The genome is the complete set of DNA in an organism. DNA is made of long sequences of chemical letters, and small variants can affect how an organism grows, looks, or responds to disease. Understanding how these variants work is a big challenge in biology because the genome is complex, and most of its instructions are hard to decode.
Google DeepMind has introduced AlphaGenome, a new artificial intelligence (AI) tool designed to predict how single DNA variants impact the way genes are controlled. Genes are sections of DNA that carry instructions for making proteins, which do most of the work in cells. AlphaGenome looks at long DNA sequences of up to 1 million letters, called base-pairs, and predicts how they regulate genes. It can also compare a normal DNA sequence to one with a variant to see how the change affects gene activity. This helps scientists understand how DNA variants might cause diseases or alter traits.
How AlphaGenome advances research
AlphaGenome processes long sequences and makes detailed predictions about many biological processes, like where genes start or how much RNA - a molecule that helps carry out DNA’s instructions - is made. It also looks at how DNA is organized, which parts are active, and how proteins interact with it. The model was trained on large public datasets, which provide experimental data about gene regulation in human and mouse cells.

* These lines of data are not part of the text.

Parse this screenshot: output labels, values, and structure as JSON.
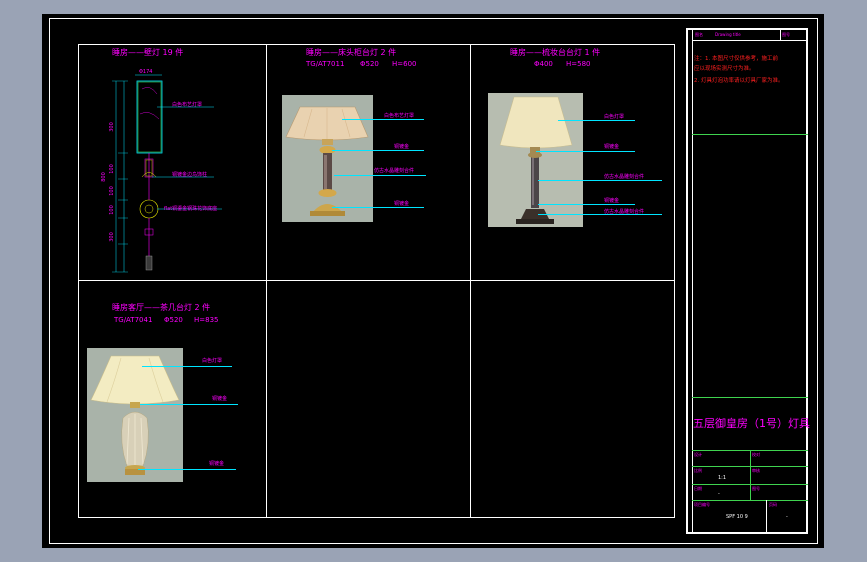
{
  "panels": [
    {
      "title": "睡房——壁灯 19 件",
      "dim_width": "Φ174",
      "dims": [
        "300",
        "300",
        "100",
        "100",
        "100",
        "300"
      ],
      "total_dim": "800",
      "labels": [
        "白色布艺灯罩",
        "铜镀金边鸟饰柱",
        "flat铜鎏金钢珠花饰底座"
      ]
    },
    {
      "title": "睡房——床头柜台灯 2 件",
      "spec": "TG/AT7011",
      "diam": "Φ520",
      "height": "H=600",
      "labels": [
        "白色布艺灯罩",
        "铜镀金",
        "仿古水晶雕刻合件",
        "铜镀金"
      ]
    },
    {
      "title": "睡房——梳妆台台灯 1 件",
      "diam": "Φ400",
      "height": "H=580",
      "labels": [
        "白色灯罩",
        "铜镀金",
        "仿古水晶雕刻合件",
        "铜镀金",
        "仿古水晶雕刻合件"
      ]
    },
    {
      "title": "睡房客厅——茶几台灯 2 件",
      "spec": "TG/AT7041",
      "diam": "Φ520",
      "height": "H=835",
      "labels": [
        "白色灯罩",
        "铜镀金",
        "铜镀金"
      ]
    }
  ],
  "title_block": {
    "header_left": "图名",
    "header_mid": "Drawing  title",
    "header_right": "图号",
    "notes": [
      "注：1. 本图尺寸仅供参考，施工前",
      "        应以现场实测尺寸为准。",
      "    2. 灯具灯泡功率请以灯具厂家为准。"
    ],
    "drawing_name": "五层御皇房（1号）灯具",
    "row_labels": [
      "设计",
      "校对",
      "比例",
      "审核",
      "日期",
      "图号",
      "项目编号",
      "页码"
    ],
    "scale": "1:1",
    "dash": "-",
    "drawing_no": "SPF 10 9",
    "page": "-"
  }
}
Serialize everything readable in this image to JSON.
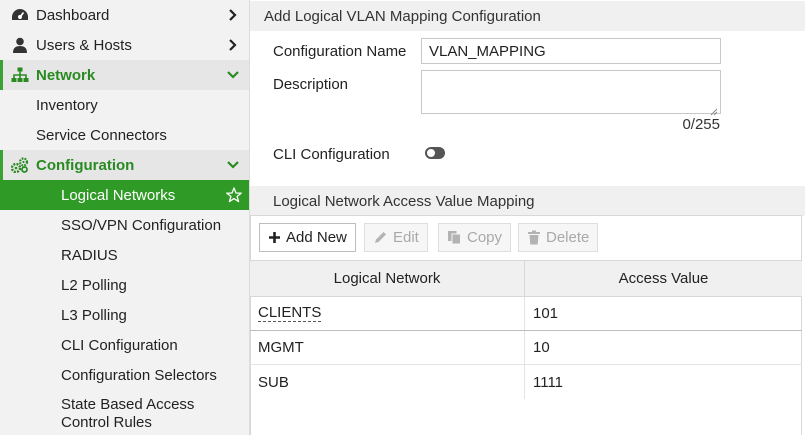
{
  "sidebar": {
    "dashboard": "Dashboard",
    "users_hosts": "Users & Hosts",
    "network": "Network",
    "inventory": "Inventory",
    "service_connectors": "Service Connectors",
    "configuration": "Configuration",
    "logical_networks": "Logical Networks",
    "sso_vpn": "SSO/VPN Configuration",
    "radius": "RADIUS",
    "l2_polling": "L2 Polling",
    "l3_polling": "L3 Polling",
    "cli_configuration": "CLI Configuration",
    "configuration_selectors": "Configuration Selectors",
    "state_based_1": "State Based Access",
    "state_based_2": "Control Rules"
  },
  "form": {
    "title": "Add Logical VLAN Mapping Configuration",
    "config_name_label": "Configuration Name",
    "config_name_value": "VLAN_MAPPING",
    "description_label": "Description",
    "description_value": "",
    "char_counter": "0/255",
    "cli_config_label": "CLI Configuration",
    "cli_config_enabled": false
  },
  "mapping": {
    "title": "Logical Network Access Value Mapping",
    "toolbar": {
      "add_new": "Add New",
      "edit": "Edit",
      "copy": "Copy",
      "delete": "Delete"
    },
    "columns": [
      "Logical Network",
      "Access Value"
    ],
    "rows": [
      {
        "network": "CLIENTS",
        "value": "101"
      },
      {
        "network": "MGMT",
        "value": "10"
      },
      {
        "network": "SUB",
        "value": "1111"
      }
    ]
  },
  "colors": {
    "accent_green": "#2f9a25",
    "green_text": "#2a8a22"
  },
  "icons": {
    "dashboard": "dashboard-gauge-icon",
    "users": "user-icon",
    "network": "sitemap-icon",
    "configuration": "cogs-icon",
    "favorite": "star-outline-icon",
    "add": "plus-icon",
    "edit": "pencil-icon",
    "copy": "copy-icon",
    "delete": "trash-icon"
  }
}
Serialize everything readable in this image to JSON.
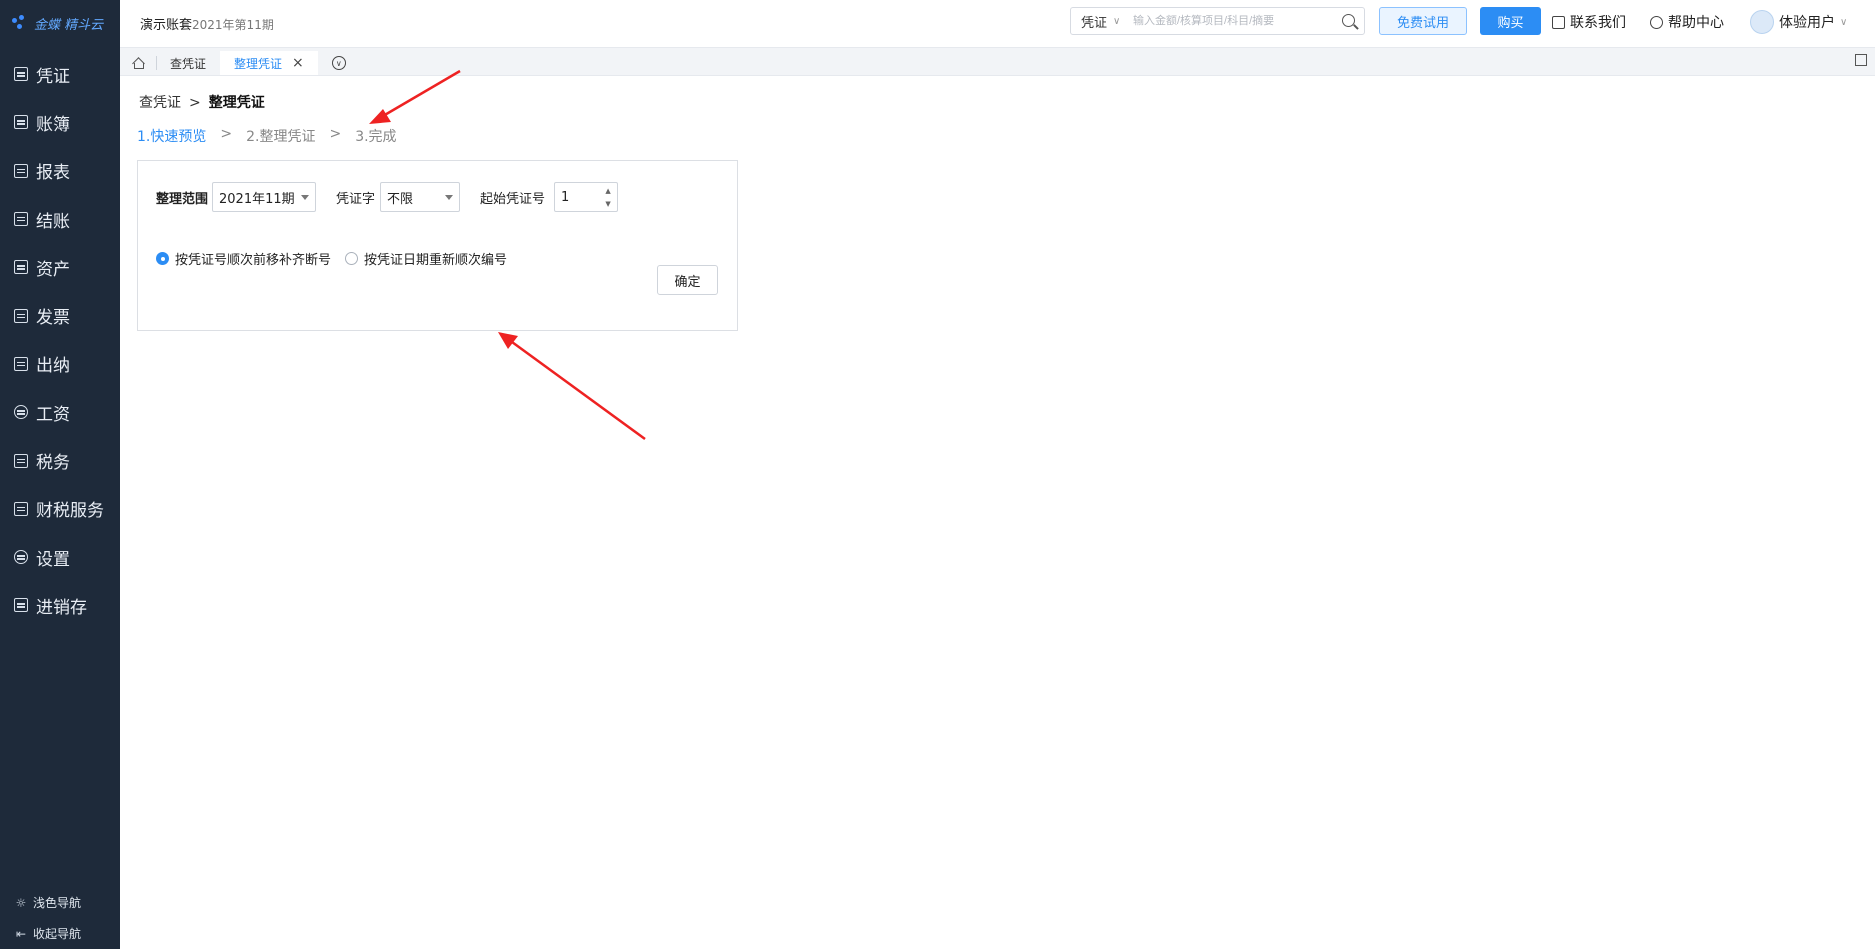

The tool builds on earlier models like Enformer and works alongside AlphaMissense, which focuses on protein-coding DNA. Only 2% of the genome codes for proteins; the other 98%, called non-coding DNA, controls when and where genes are active. AlphaGenome is especially good at studying this non-coding DNA, which is often linked to diseases. It can predict many properties at once, like how DNA variants affect gene splicing - a process where RNA is edited before making proteins. This makes it a versatile tool for researchers studying diseases, designing synthetic DNA, or exploring how the genome works.
AlphaGenome is available for non-commercial research through an API. At this moment, it has limits and is meant for research, not clinical use. Future improvements will aim to make it even more precise and useful.